Opinion
No. 10761.
May 24, 1979.
APPEAL FROM THE CIRCUIT COURT, JASPER COUNTY, BEN F. PYLE, J.
Phillip A. Glades, Joplin, for appellant.
John D. Ashcroft, Atty. Gen., Michael H. Finkelstein, Asst. Atty. Gen., Jefferson City, for respondent.
A jury found defendant guilty of assault with intent to do great bodily harm without malice aforethought and he received a sentence of five years' imprisonment. Defendant appeals.
Defendant's sole "point relied on" is that he was entitled to a new trial because of jury misconduct and that the trial court erred in failing to grant that relief. This claim of error was assigned initially in defendant's motion for new trial.
The alleged misconduct consisted of a juror making an unauthorized inspection of the yard of the house where the offense occurred. Defendant claims that the inspection took place after the close of the first day's session of the two-day trial and that the juror, on the second day (and prior to the return of the verdict) discussed the results of the inspection with at least one other member of the jury.
The only testimony concerning the alleged misconduct came from the juror who made the inspection. The state objected to the testimony on the ground that the juror lacked competency to impeach the verdict. The trial court received the evidence "subject to the objection" but made no express ruling thereon. The trial court denied the motion.
The briefs of the parties devote considerable attention to the issue of the competency of the juror to impeach the verdict. That issue need not be decided for the reason that the point has not been preserved for appellate review.
"[T]he rule is well established that a jury speaks only through its verdict and that a juror will not be heard to impeach a verdict, whether the alleged misconduct occurred inside or outside the jury room. State v. McDaniel, Mo., 392 S.W.2d 310. In the same tenor is State v. Beal, Mo., 474 S.W.2d 830, that testimony by a juror as to misconduct is inadmissible to impeach the verdict." State v. Foster, 490 S.W.2d 659, 661[2] (Mo.App. 1973).
"Where a claim of misconduct on the part of a juror is first presented in a motion for new trial, `an affirmative showing must be made that defendant and his counsel were ignorant of the fact until after the trial.' State v.
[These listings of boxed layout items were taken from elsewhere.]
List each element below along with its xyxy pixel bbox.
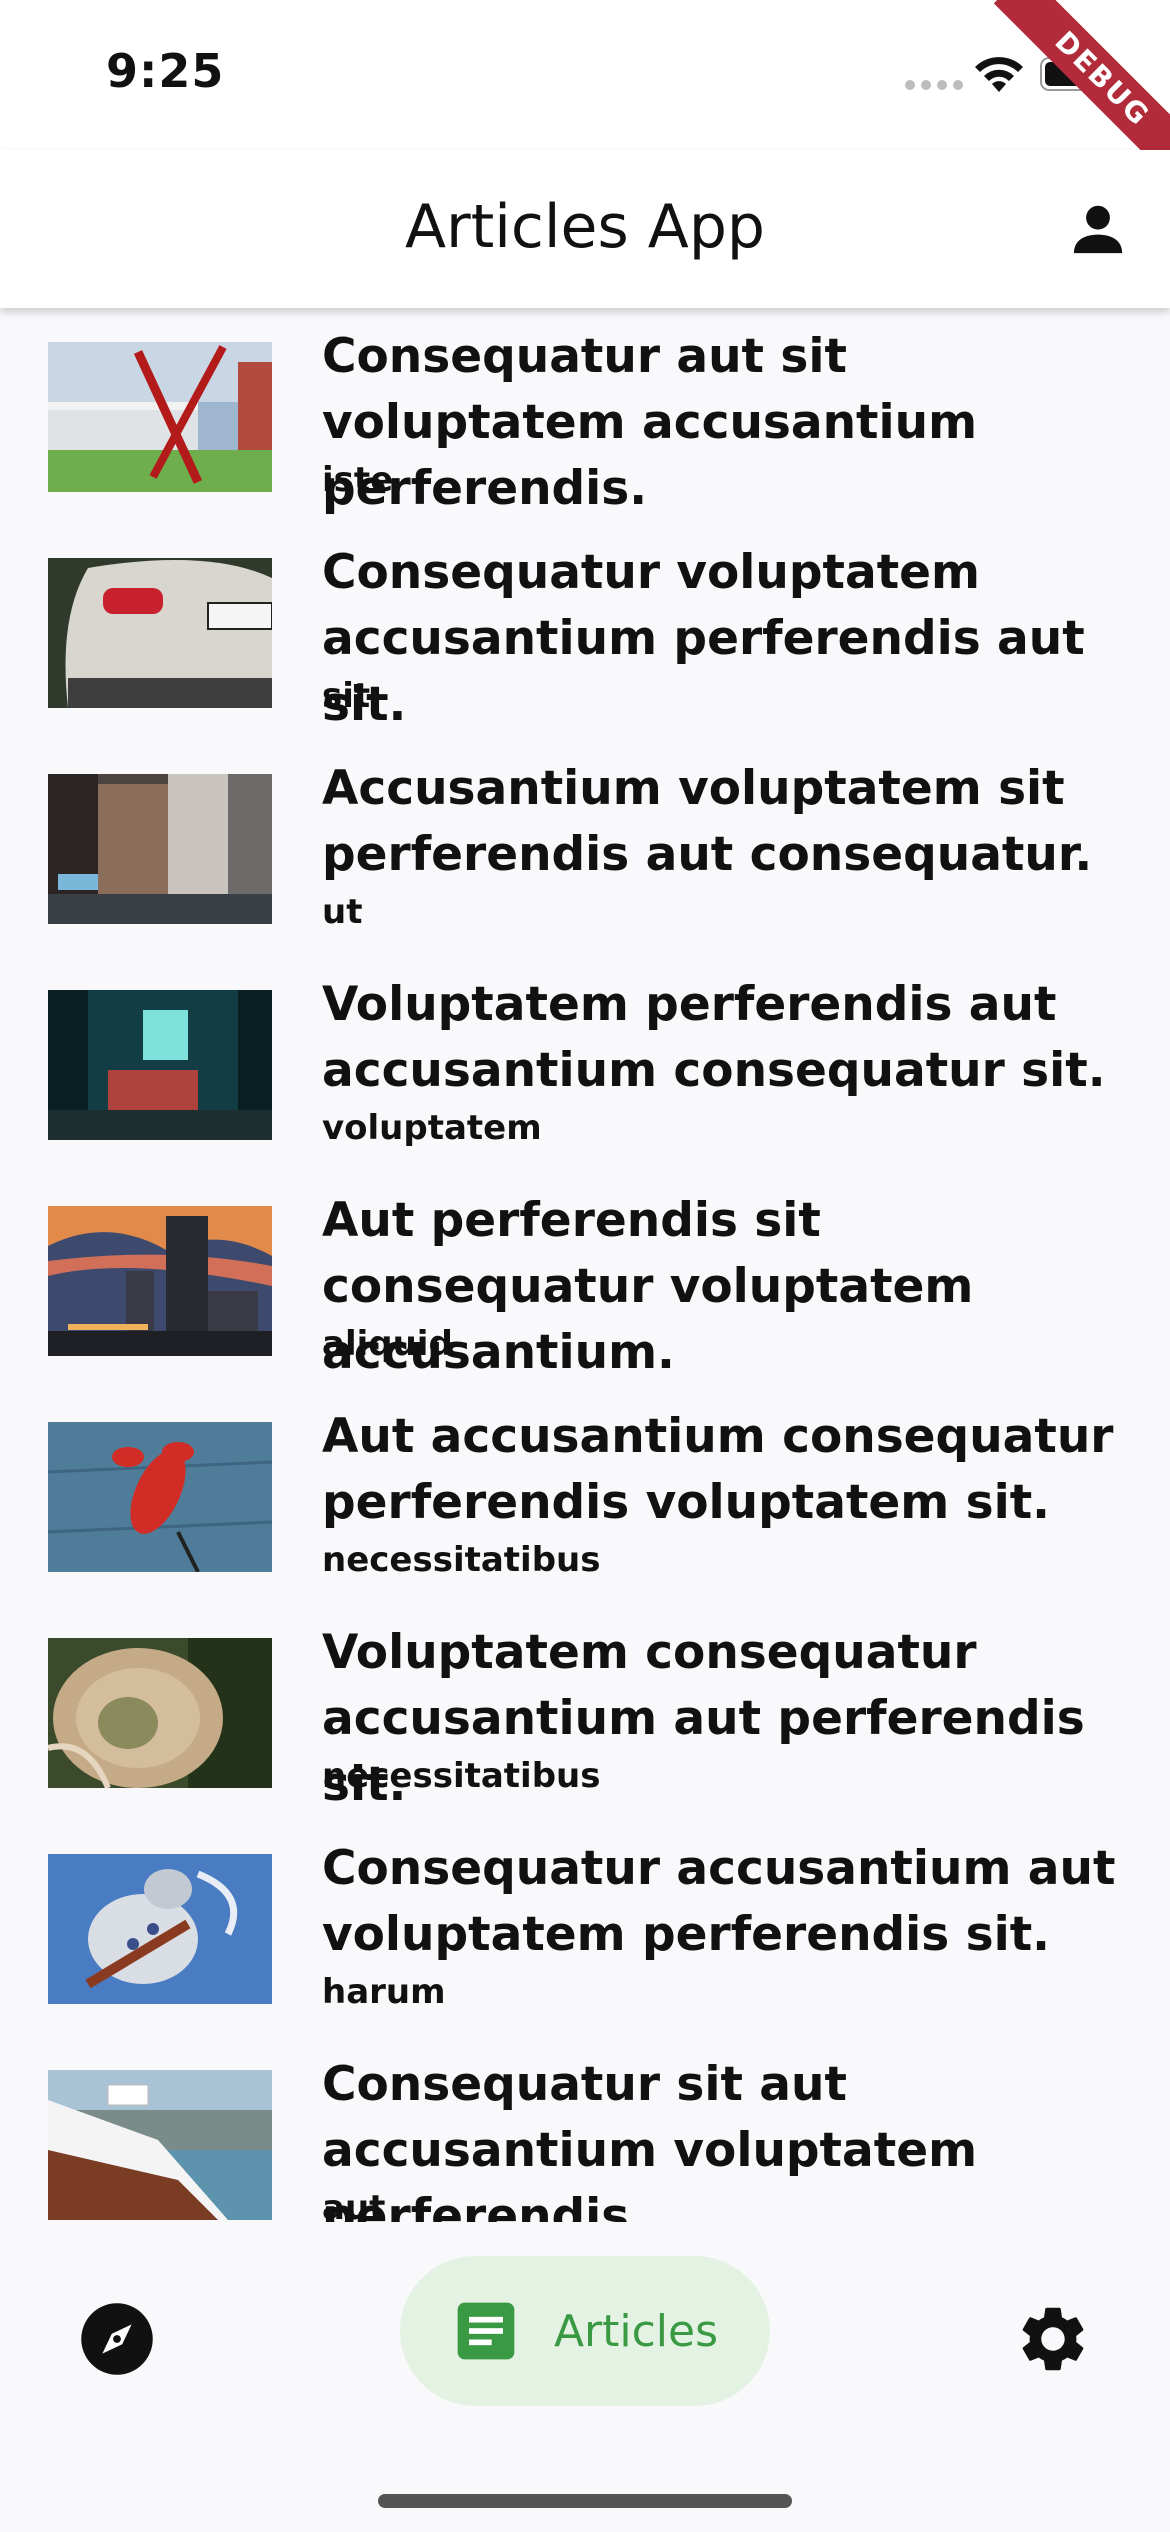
article-thumbnail <box>48 774 272 924</box>
article-tag: necessitatibus <box>322 1756 601 1796</box>
article-thumbnail <box>48 1638 272 1788</box>
list-item[interactable]: Accusantium voluptatem sit perferendis a… <box>0 744 1170 960</box>
bottom-navigation: Articles <box>0 2222 1170 2532</box>
list-item[interactable]: Aut accusantium consequatur perferendis … <box>0 1392 1170 1608</box>
article-tag: aut <box>322 2188 386 2222</box>
list-item[interactable]: Voluptatem consequatur accusantium aut p… <box>0 1608 1170 1824</box>
status-time: 9:25 <box>106 44 225 98</box>
article-thumbnail <box>48 1854 272 2004</box>
article-tag: sit <box>322 676 371 716</box>
list-item[interactable]: Consequatur accusantium aut voluptatem p… <box>0 1824 1170 2040</box>
cellular-signal-icon <box>905 80 963 90</box>
nav-articles-tab[interactable]: Articles <box>400 2256 770 2406</box>
article-thumbnail <box>48 1206 272 1356</box>
article-tag: aliquid <box>322 1324 453 1364</box>
article-thumbnail <box>48 2070 272 2220</box>
article-tag: ut <box>322 892 363 932</box>
article-tag: harum <box>322 1972 446 2012</box>
article-title: Consequatur aut sit voluptatem accusanti… <box>322 329 978 516</box>
article-title: Consequatur accusantium aut voluptatem p… <box>322 1841 1116 1962</box>
article-thumbnail <box>48 342 272 492</box>
article-title: Voluptatem perferendis aut accusantium c… <box>322 977 1106 1098</box>
status-bar: 9:25 DEBUG <box>0 0 1170 188</box>
article-thumbnail <box>48 558 272 708</box>
gear-icon[interactable] <box>1014 2300 1092 2378</box>
list-item[interactable]: Aut perferendis sit consequatur voluptat… <box>0 1176 1170 1392</box>
article-tag: iste <box>322 460 394 500</box>
article-title: Consequatur voluptatem accusantium perfe… <box>322 545 1085 732</box>
article-tag: voluptatem <box>322 1108 542 1148</box>
list-item[interactable]: Consequatur voluptatem accusantium perfe… <box>0 528 1170 744</box>
article-icon <box>457 2302 515 2360</box>
article-thumbnail <box>48 990 272 1140</box>
wifi-icon <box>975 57 1023 92</box>
list-item[interactable]: Consequatur aut sit voluptatem accusanti… <box>0 312 1170 528</box>
home-indicator <box>378 2494 792 2508</box>
list-item[interactable]: Consequatur sit aut accusantium voluptat… <box>0 2040 1170 2222</box>
article-title: Accusantium voluptatem sit perferendis a… <box>322 761 1093 882</box>
article-tag: necessitatibus <box>322 1540 601 1580</box>
article-title: Consequatur sit aut accusantium voluptat… <box>322 2057 978 2222</box>
app-bar: Articles App <box>0 150 1170 308</box>
person-icon[interactable] <box>1064 195 1132 263</box>
nav-articles-label: Articles <box>553 2305 719 2357</box>
list-item[interactable]: Voluptatem perferendis aut accusantium c… <box>0 960 1170 1176</box>
article-list[interactable]: Consequatur aut sit voluptatem accusanti… <box>0 312 1170 2222</box>
compass-icon[interactable] <box>78 2300 156 2378</box>
page-title: Articles App <box>404 192 766 262</box>
article-title: Aut accusantium consequatur perferendis … <box>322 1409 1114 1530</box>
article-thumbnail <box>48 1422 272 1572</box>
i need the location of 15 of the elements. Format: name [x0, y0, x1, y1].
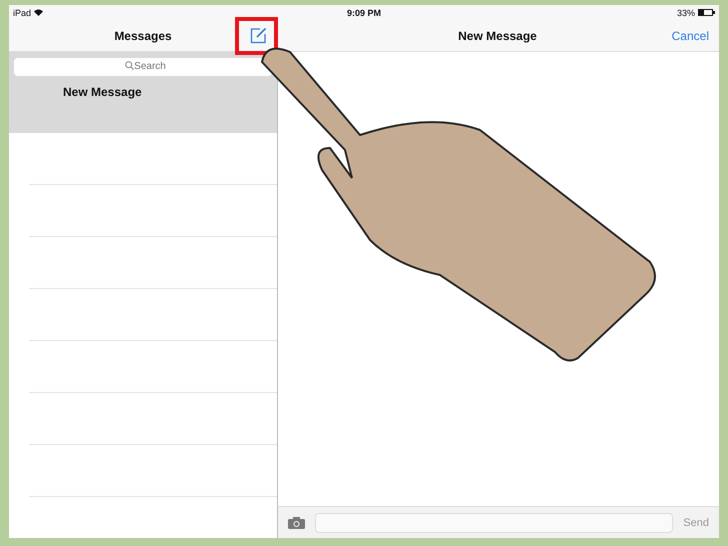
- sidebar-title: Messages: [114, 28, 172, 42]
- device-name: iPad: [13, 8, 32, 18]
- compose-button[interactable]: [250, 27, 267, 44]
- wifi-icon: [34, 9, 44, 16]
- camera-icon[interactable]: [288, 516, 305, 528]
- battery-percent: 33%: [676, 8, 695, 18]
- search-icon: [125, 61, 134, 70]
- compose-title: New Message: [458, 28, 537, 42]
- cancel-button[interactable]: Cancel: [672, 28, 709, 42]
- clock-time: 9:09 PM: [346, 8, 381, 18]
- battery-icon: [698, 9, 715, 16]
- conversation-item[interactable]: New Message: [9, 78, 277, 133]
- message-input-field[interactable]: [315, 512, 674, 532]
- send-button[interactable]: Send: [683, 516, 709, 528]
- search-field[interactable]: Search: [14, 58, 272, 76]
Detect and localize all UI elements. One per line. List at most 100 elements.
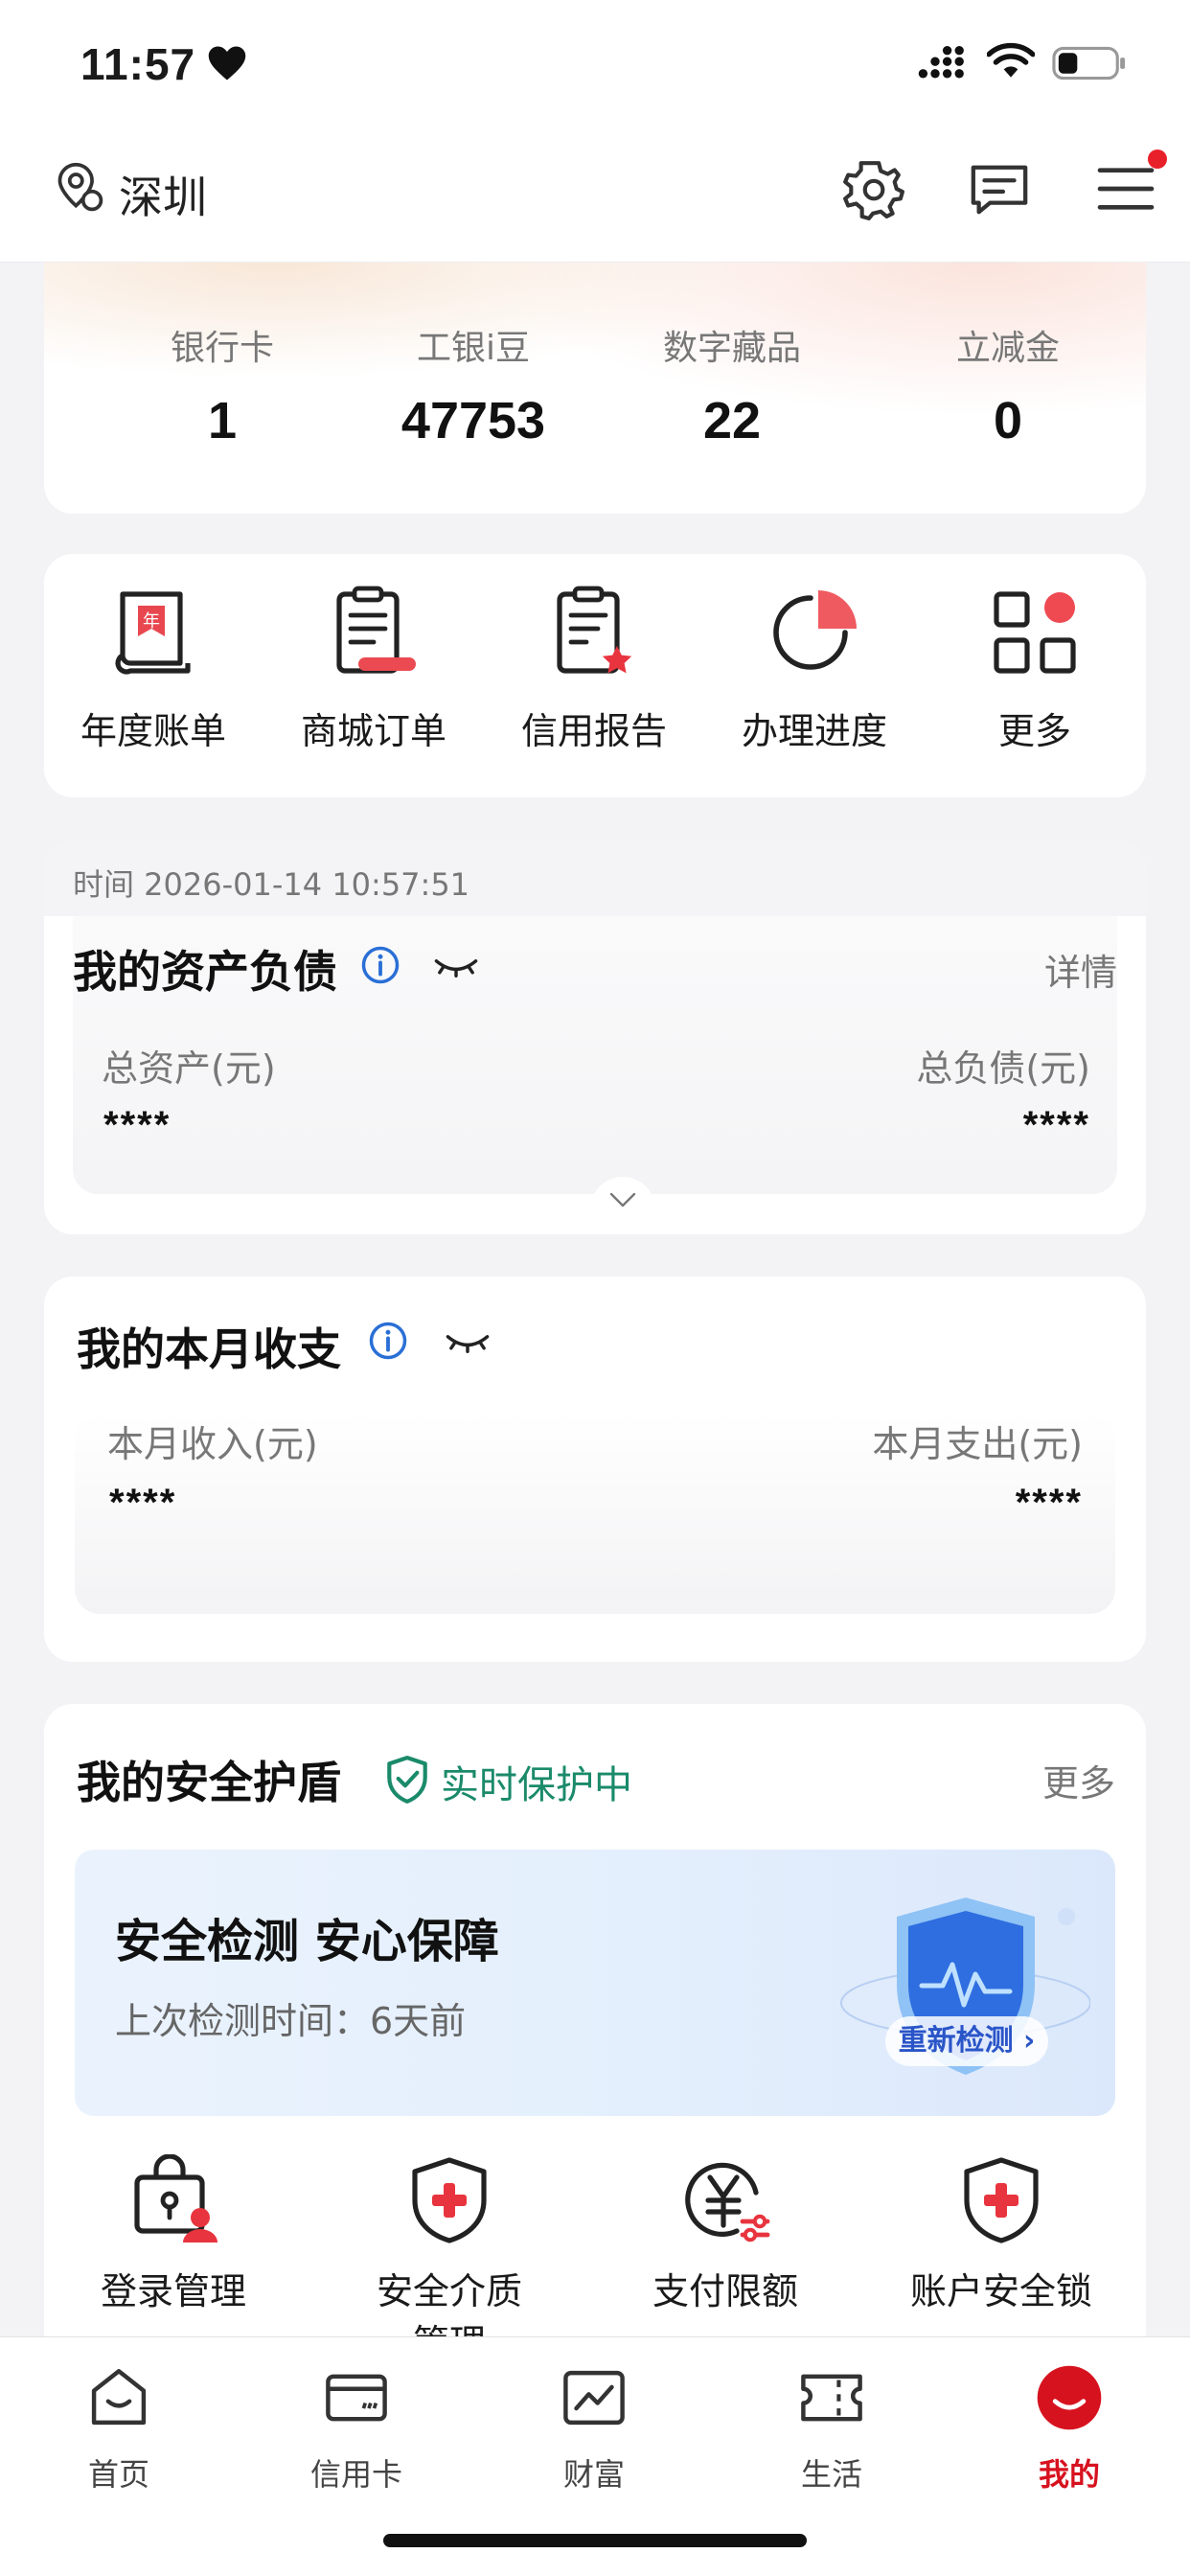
stat-label: 工银i豆 [416,329,530,368]
message-icon[interactable] [968,161,1031,218]
stat-value: 47753 [400,392,546,449]
chevron-down-icon [609,1192,636,1208]
wifi-icon [987,42,1035,78]
progress-pie-icon [773,590,857,670]
shield-plus-icon [964,2157,1039,2243]
credit-report-icon [557,586,632,674]
expand-toggle[interactable] [590,1177,655,1221]
stat-icbc-beans[interactable]: 工银i豆 47753 [349,320,598,450]
monthly-income-value: **** [109,1482,177,1524]
total-liabilities-label: 总负债(元) [916,1047,1090,1090]
tab-label: 信用卡 [309,2456,402,2493]
asset-timestamp: 时间 2026-01-14 10:57:51 [73,866,470,903]
asset-card: 时间 2026-01-14 10:57:51 我的资产负债 详情 总资产(元) … [44,841,1146,1234]
home-indicator[interactable] [383,2534,807,2547]
shield-check-icon [387,1756,427,1804]
shortcut-label: 年度账单 [80,710,226,752]
annual-bill-icon: 年 [115,591,191,675]
sec-label: 登录管理 [100,2270,246,2312]
shortcut-label: 商城订单 [300,710,446,752]
mine-face-icon [1037,2365,1102,2430]
tab-credit-card[interactable]: 信用卡 [280,2362,433,2495]
battery-icon [1052,46,1126,80]
tab-label: 财富 [562,2456,625,2493]
sec-label: 安全介质管理 [376,2270,522,2364]
sec-label: 账户安全锁 [909,2270,1092,2312]
recheck-button[interactable]: 重新检测 › [885,2016,1048,2066]
stat-instant-discount[interactable]: 立减金 0 [883,320,1133,450]
shortcut-annual-bill[interactable]: 年 年度账单 [57,583,249,754]
asset-detail-link[interactable]: 详情 [1044,943,1117,996]
sec-security-media[interactable]: 安全介质管理 [320,2154,579,2364]
total-assets-value: **** [103,1104,172,1146]
income-inner-panel[interactable]: 本月收入(元) **** 本月支出(元) **** [75,1413,1115,1614]
monthly-expense-label: 本月支出(元) [872,1423,1083,1465]
tab-label: 首页 [87,2456,149,2493]
income-title: 我的本月收支 [77,1323,341,1375]
svg-text:年: 年 [143,611,160,632]
stat-value: 22 [702,392,762,449]
home-icon [91,2369,147,2426]
tab-life[interactable]: 生活 [755,2362,908,2495]
asset-time-bar: 时间 2026-01-14 10:57:51 [44,841,1146,916]
sec-payment-limit[interactable]: 支付限额 [596,2154,855,2317]
login-lock-user-icon [134,2154,217,2242]
stat-digital-collections[interactable]: 数字藏品 22 [607,320,857,450]
info-icon[interactable] [368,1321,408,1361]
yen-limit-icon [685,2162,770,2242]
info-icon[interactable] [360,945,400,985]
eye-closed-icon[interactable] [433,954,479,978]
sec-account-lock[interactable]: 账户安全锁 [872,2154,1131,2317]
sec-login-management[interactable]: 登录管理 [44,2154,303,2317]
location-city[interactable]: 深圳 [119,163,207,226]
shortcut-label: 更多 [997,710,1071,752]
shortcut-progress[interactable]: 办理进度 [719,583,910,754]
total-assets-label: 总资产(元) [102,1047,276,1090]
shortcut-mall-order[interactable]: 商城订单 [278,583,469,754]
banner-title: 安全检测 安心保障 [115,1915,499,1968]
asset-inner-panel: 我的资产负债 详情 总资产(元) **** 总负债(元) **** [73,916,1117,1221]
security-check-banner[interactable]: 安全检测 安心保障 上次检测时间：6天前 重新检测 › [75,1850,1115,2116]
credit-card-icon [326,2374,387,2422]
status-bar: 11:57 [0,0,1190,126]
recheck-label: 重新检测 [898,2024,1014,2058]
sec-label: 支付限额 [652,2270,798,2312]
summary-card: 银行卡 1 工银i豆 47753 数字藏品 22 立减金 0 [44,263,1146,514]
stat-label: 数字藏品 [662,329,801,368]
asset-title: 我的资产负债 [73,946,337,998]
eye-closed-icon[interactable] [445,1330,491,1353]
status-time: 11:57 [80,39,196,89]
monthly-expense-value: **** [1015,1482,1083,1524]
tab-label: 生活 [800,2456,862,2493]
shortcut-credit-report[interactable]: 信用报告 [498,583,690,754]
shortcut-card: 年 年度账单 商城订单 信用报告 办理进度 更多 [44,554,1146,797]
wealth-chart-icon [563,2370,625,2426]
security-title: 我的安全护盾 [77,1757,341,1808]
stat-bank-card[interactable]: 银行卡 1 [98,320,347,450]
tab-mine[interactable]: 我的 [993,2362,1146,2495]
location-icon[interactable] [54,161,105,215]
shield-plus-icon [412,2157,487,2243]
gear-icon[interactable] [841,157,904,220]
signal-icon [918,46,964,79]
stat-value: 1 [207,392,238,449]
income-card: 我的本月收支 本月收入(元) **** 本月支出(元) **** [44,1276,1146,1662]
security-more-link[interactable]: 更多 [1042,1754,1115,1806]
last-check-time: 上次检测时间：6天前 [115,2000,467,2042]
shortcut-label: 办理进度 [741,710,887,752]
mall-order-icon [336,586,416,674]
menu-icon[interactable] [1096,163,1156,215]
total-liabilities-value: **** [1022,1104,1090,1146]
shortcut-label: 信用报告 [520,710,667,752]
monthly-income-label: 本月收入(元) [107,1423,318,1465]
tab-wealth[interactable]: 财富 [517,2362,671,2495]
stat-label: 银行卡 [170,329,274,368]
ticket-icon [801,2374,862,2422]
notification-dot [1148,150,1167,169]
heart-icon [208,46,246,80]
shortcut-more[interactable]: 更多 [939,583,1131,754]
tab-home[interactable]: 首页 [42,2362,195,2495]
stat-value: 0 [993,392,1023,449]
top-header: 深圳 [0,126,1190,263]
tab-label: 我的 [1038,2456,1100,2493]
Reeder, 394 S.W.2d 355, 357[1] (Mo. 1965). This record contains no such showing. The point has not been preserved for appellate review. Reeder, supra; State v. Turley, 452 S.W.2d 65, 69[8] (Mo. 1970); State v. Maples, 96 S.W.2d 26, 30[13] (Mo. 1936); State v. McVey, 66 S.W.2d 857, 859[7-9] (Mo. 1933); State v. Warren, 469 S.W.2d 662, 663[2] (Mo.App. 1971); State v. Robbins, 455 S.W.2d 24, 27[7, 8] (Mo.App. 1970)." State v. Bollinger, 560 S.W.2d 606, 608[3] (Mo.App. 1978).
Additional authorities to the same effect are cited marginally. No such "affirmative showing" is in the instant record.
State v. McGee, 336 Mo. 1082, 83 S.W.2d 98, 104[8] (1935); State v. Vinson, 503 S.W.2d 40, 41 (Mo.App. 1973); State v. Foster, 490 S.W.2d 659, 661 (Mo.App. 1973); State v. Blair, 280 S.W.2d 687, 689[2] (Mo.App. 1955). See also 58 Am.Jur.2d 269 New Trial § 78.
The judgment is affirmed.
TITUS, J., and CAMPBELL, BARKER and HENRY, Special Judges, concur.